A flotation for F1 has long been mooted, but the issue is made more urgent by the expiry this year of a confidential commercial agreement between the rights holding company and the teams whose cars compete in the 20-race series.
Ecclestone said the flotation plan is not linked to the agreement with the teams and denied reports that Italy's Ferrari, the sport's best known team, and current champions Red Bull could be offered a stake in the business.
CVC, which owns 63.4 percent of F1, would continue to be a long-term holder of the business, and the initial public offering (IPO) option being explored is for only part of the company, a source close to the matter said.
Britain's Sky News has reported that CVC has asked Goldman Sachs to examine a placement of some F1 shares with a new investor as a precursor to a formal Singapore IPO.
The Sky report put a potential valuation of over $10 billion on the business. Goldman Sachs and CVC declined to comment.
A minimum 15 percent float in Singapore would make the deal worth $1.5 billion.
ASIAN APPETITE
Sources said that Manchester United has not abandoned its plan to list in Singapore but that no decision has been made on the timing.
United has a global fan base estimated at 333 million, including many in Asia who follow the sport via live television.
Among F1 teams, only Williams has floated so far, with their shares listed in Frankfurt since last March. Ferrari president Luca Di Montezemolo said last year that the company has no plans to list but might reconsider in a few years' time.
Singapore, which competes with Hong Kong for international listings, became the venue for the world's first night-time Grand Prix in 2008.
Investor reaction to such a listing could be difficult to gauge as there was plenty of scepticism around Manchester United's business and profitability when the club was preparing for a public float last year.

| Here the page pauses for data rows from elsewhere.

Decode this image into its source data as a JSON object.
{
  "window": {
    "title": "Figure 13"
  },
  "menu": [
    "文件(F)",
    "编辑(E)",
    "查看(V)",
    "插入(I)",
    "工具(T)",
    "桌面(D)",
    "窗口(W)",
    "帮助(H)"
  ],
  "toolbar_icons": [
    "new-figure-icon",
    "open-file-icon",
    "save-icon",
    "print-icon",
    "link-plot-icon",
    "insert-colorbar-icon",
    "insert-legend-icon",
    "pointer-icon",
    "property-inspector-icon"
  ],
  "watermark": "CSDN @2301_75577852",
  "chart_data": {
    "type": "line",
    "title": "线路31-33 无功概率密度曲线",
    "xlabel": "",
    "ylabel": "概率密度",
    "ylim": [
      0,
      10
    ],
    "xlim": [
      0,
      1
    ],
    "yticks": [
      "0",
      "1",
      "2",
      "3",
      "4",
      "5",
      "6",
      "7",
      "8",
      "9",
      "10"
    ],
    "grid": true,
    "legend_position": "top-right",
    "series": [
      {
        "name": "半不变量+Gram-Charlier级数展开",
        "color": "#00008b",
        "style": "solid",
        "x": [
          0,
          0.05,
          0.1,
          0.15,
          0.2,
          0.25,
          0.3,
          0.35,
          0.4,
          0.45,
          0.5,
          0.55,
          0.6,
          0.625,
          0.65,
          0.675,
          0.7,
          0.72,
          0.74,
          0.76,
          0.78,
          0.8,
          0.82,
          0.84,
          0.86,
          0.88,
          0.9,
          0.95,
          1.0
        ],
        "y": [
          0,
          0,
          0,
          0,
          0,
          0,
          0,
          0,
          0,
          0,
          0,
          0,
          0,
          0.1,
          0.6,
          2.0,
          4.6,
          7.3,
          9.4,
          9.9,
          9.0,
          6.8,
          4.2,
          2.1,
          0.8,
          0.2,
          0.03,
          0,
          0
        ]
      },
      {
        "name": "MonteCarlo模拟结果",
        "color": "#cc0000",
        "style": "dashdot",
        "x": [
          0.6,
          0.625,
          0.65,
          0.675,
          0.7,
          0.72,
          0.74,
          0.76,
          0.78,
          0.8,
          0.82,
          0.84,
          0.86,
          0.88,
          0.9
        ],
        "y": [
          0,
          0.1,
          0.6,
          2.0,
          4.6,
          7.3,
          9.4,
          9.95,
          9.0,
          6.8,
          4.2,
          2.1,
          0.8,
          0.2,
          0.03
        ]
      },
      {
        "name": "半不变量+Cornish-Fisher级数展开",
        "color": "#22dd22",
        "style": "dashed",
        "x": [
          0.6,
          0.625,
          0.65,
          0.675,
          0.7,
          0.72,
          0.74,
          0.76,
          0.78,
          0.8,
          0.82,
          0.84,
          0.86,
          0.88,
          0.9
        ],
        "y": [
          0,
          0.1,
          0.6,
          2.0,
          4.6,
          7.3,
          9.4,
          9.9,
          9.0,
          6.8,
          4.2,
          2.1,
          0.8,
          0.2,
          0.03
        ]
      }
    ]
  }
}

"The same thing will apply to F1. At the end of the day it depends on their profitability and whether they can generate returns for shareholders," said Ng Kian Teck, lead analyst at SIAS Research in Singapore.
"But F1 has good branding and strong market share, and they are probably one of the few players that could do racing events to their kind of scale. That would probably put them on a better foothold compared to Man U."
The F1 series had annual sales of 1.17 billion euros and employs 200 people, according to the CVC website.
F1's revenue for the current season, which began at the Australian Grand Prix on Sunday, will reach $2 billion for the first time, said industry monitor Formula Money.
In a recent report, Formula Money added that new races in the United States and Russia would help boost income from F1's commercial rights by almost 50 percent to $2.9 billion by 2015.
COMPLEX AGREEMENT
Under the agreement due to be renegotiated, the teams are believed to get half of F1's underlying core profit in prize money. Ferrari gets an additional payment in recognition of its status as the oldest and best known team.
The Formula One teams are no longer as united as they were, with only seven of the 12 remaining as members of the body that all of them had formed to act as their mouthpiece in negotiations with the commercial rights holder and governing International Automobile Federation, the other parties to the Concorde Agreement.
The FIA, now run by former Ferrari principal Jean Todt, ultimately owns the commercial rights but signed them over to Ecclestone's Formula One Management in a 100-year deal in 2001 as part of a separation of commercial and regulatory activities. The Paris-based body still has a say in any transfer of ownership of the commercial rights, however.
Ecclestone did not travel to the season-opening Australian Grand Prix but team principals in Melbourne said talks on a new agreement are progressing.
"We are in discussions, and the discussions are going on in the right way. But there is no more than that at the moment," said Ferrari team boss Stefano Domenicali.